Extraits du Rapport de la Rapporteuse spéciale sur l’extrême pauvreté et les droits de l’homme, document de l’ONU A/66/265.

3. Le rapport emploie l’expression « mesures de pénalisation » pour faire référence en général aux politiques, lois et règlements administratifs qui punissent, isolent et contrôlent les personnes vivant dans la pauvreté et sapent leur autonomie. Ces mesures ne sont homogènes ni dans leur conception ni dans leur effet; ells varient considérablement quant à leur but et à leur impact entre les régions, États, provinces et municipalités et à l’intérieur de chaque région, État, province et municipalité. Certaines d’entre elles aboutissent tout simplement à l’incrimination, la poursuite et l’incarcération de personnes vivant dans la pauvreté, tandis que d’autres règlementent et contrôlent de manière excessive divers aspects de leur vie. Certaines ont des effets punitifs tels que l’imposition de lourdes amendes, la privation des bénéfices sociaux et la violation des droits au respect de la vie privée et à l’autonomie. Certaines mesures ciblent explicitement les personnes vivant dans la pauvreté tandis que d’autres sont des lois, des politiques et des pratiques qui, tout en étant dirigées vers toutes les personnes, ont un impact disproportionné sur celles qui vivent dans la pauvreté.
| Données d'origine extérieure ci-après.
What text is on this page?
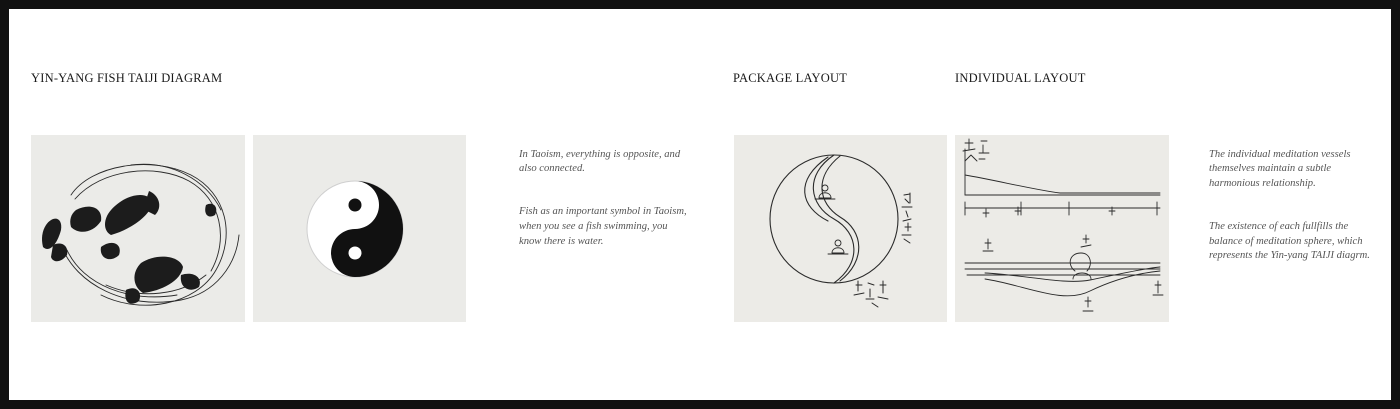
YIN-YANG FISH TAIJI DIAGRAM	PACKAGE LAYOUT	INDIVIDUAL LAYOUT

In Taoism, everything is opposite, and
also connected.

Fish as an important symbol in Taoism,
when you see a fish swimming, you
know there is water.

The individual meditation vessels
themselves maintain a subtle
harmonious relationship.

The existence of each fullfills the
balance of meditation sphere, which
represents the Yin-yang TAIJI diagrm.
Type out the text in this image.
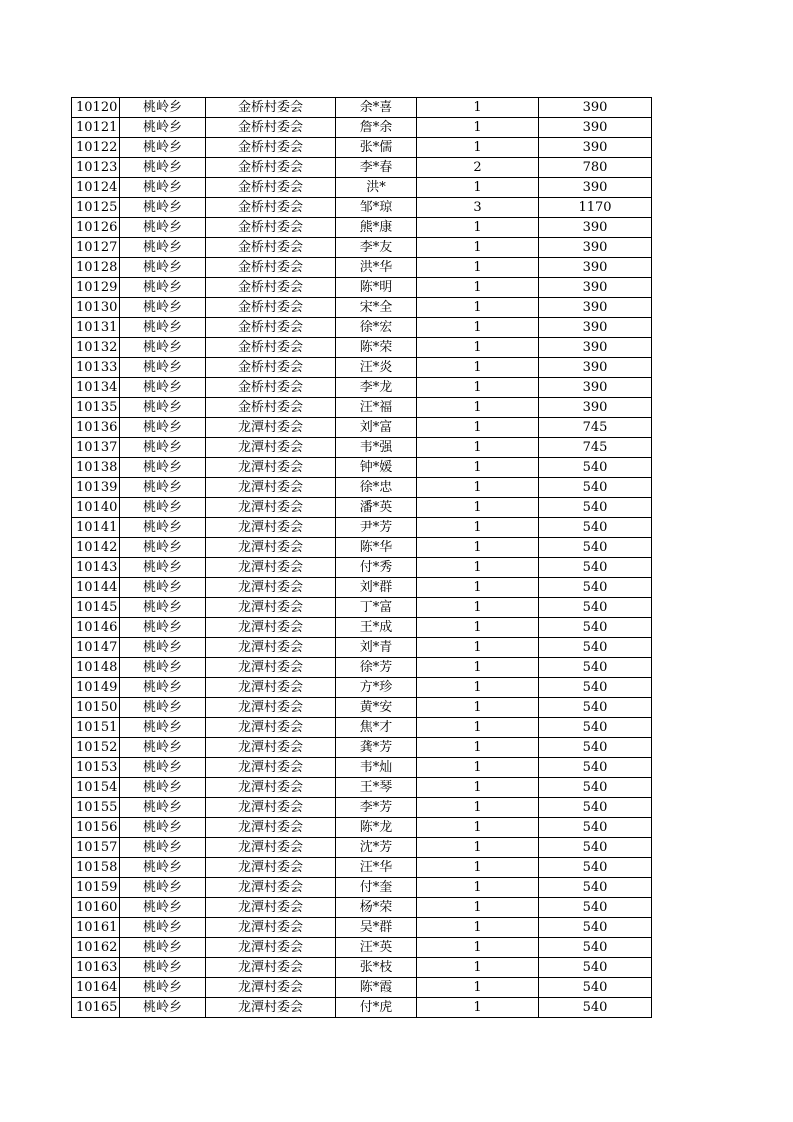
10120	桃岭乡	金桥村委会	余*喜	1	390
10121	桃岭乡	金桥村委会	詹*余	1	390
10122	桃岭乡	金桥村委会	张*儒	1	390
10123	桃岭乡	金桥村委会	李*春	2	780
10124	桃岭乡	金桥村委会	洪*	1	390
10125	桃岭乡	金桥村委会	邹*琼	3	1170
10126	桃岭乡	金桥村委会	熊*康	1	390
10127	桃岭乡	金桥村委会	李*友	1	390
10128	桃岭乡	金桥村委会	洪*华	1	390
10129	桃岭乡	金桥村委会	陈*明	1	390
10130	桃岭乡	金桥村委会	宋*全	1	390
10131	桃岭乡	金桥村委会	徐*宏	1	390
10132	桃岭乡	金桥村委会	陈*荣	1	390
10133	桃岭乡	金桥村委会	汪*炎	1	390
10134	桃岭乡	金桥村委会	李*龙	1	390
10135	桃岭乡	金桥村委会	汪*福	1	390
10136	桃岭乡	龙潭村委会	刘*富	1	745
10137	桃岭乡	龙潭村委会	韦*强	1	745
10138	桃岭乡	龙潭村委会	钟*媛	1	540
10139	桃岭乡	龙潭村委会	徐*忠	1	540
10140	桃岭乡	龙潭村委会	潘*英	1	540
10141	桃岭乡	龙潭村委会	尹*芳	1	540
10142	桃岭乡	龙潭村委会	陈*华	1	540
10143	桃岭乡	龙潭村委会	付*秀	1	540
10144	桃岭乡	龙潭村委会	刘*群	1	540
10145	桃岭乡	龙潭村委会	丁*富	1	540
10146	桃岭乡	龙潭村委会	王*成	1	540
10147	桃岭乡	龙潭村委会	刘*青	1	540
10148	桃岭乡	龙潭村委会	徐*芳	1	540
10149	桃岭乡	龙潭村委会	方*珍	1	540
10150	桃岭乡	龙潭村委会	黄*安	1	540
10151	桃岭乡	龙潭村委会	焦*才	1	540
10152	桃岭乡	龙潭村委会	龚*芳	1	540
10153	桃岭乡	龙潭村委会	韦*灿	1	540
10154	桃岭乡	龙潭村委会	王*琴	1	540
10155	桃岭乡	龙潭村委会	李*芳	1	540
10156	桃岭乡	龙潭村委会	陈*龙	1	540
10157	桃岭乡	龙潭村委会	沈*芳	1	540
10158	桃岭乡	龙潭村委会	汪*华	1	540
10159	桃岭乡	龙潭村委会	付*奎	1	540
10160	桃岭乡	龙潭村委会	杨*荣	1	540
10161	桃岭乡	龙潭村委会	吴*群	1	540
10162	桃岭乡	龙潭村委会	汪*英	1	540
10163	桃岭乡	龙潭村委会	张*枝	1	540
10164	桃岭乡	龙潭村委会	陈*霞	1	540
10165	桃岭乡	龙潭村委会	付*虎	1	540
4. … Il explique comment ces mesures ont résulté de préjugés et de stéréotypes profondément enracinés qui se sont infiltrés dans les politiques publiques. …

5. … Les personnes vivant dans la pauvreté ne sont pas responsables de la situation dans laquelle elles se trouvent; il ne faut donc pas que les États les punissent ou les pénalisent en conséquence. Les États doivent plutôt adopter des mesures et des politiques de grande ampleur afin d’éliminer les conditions qui causent, exacerbent ou perpétuent la pauvreté et veiller à la réalisation de tous les droits économiques, sociaux, culturels, civils et politiques des personnes vivant dans la pauvreté.

7. Les mesures de pénalisation tiennent de stéréotypes discriminatoires selon lesquels les personnes vivant dans la pauvreté seraient paresseuses, irresponsables, indifférentes quant à la santé et à l’éducation de leurs enfants, malhonnêtes, indignes et même criminelles. …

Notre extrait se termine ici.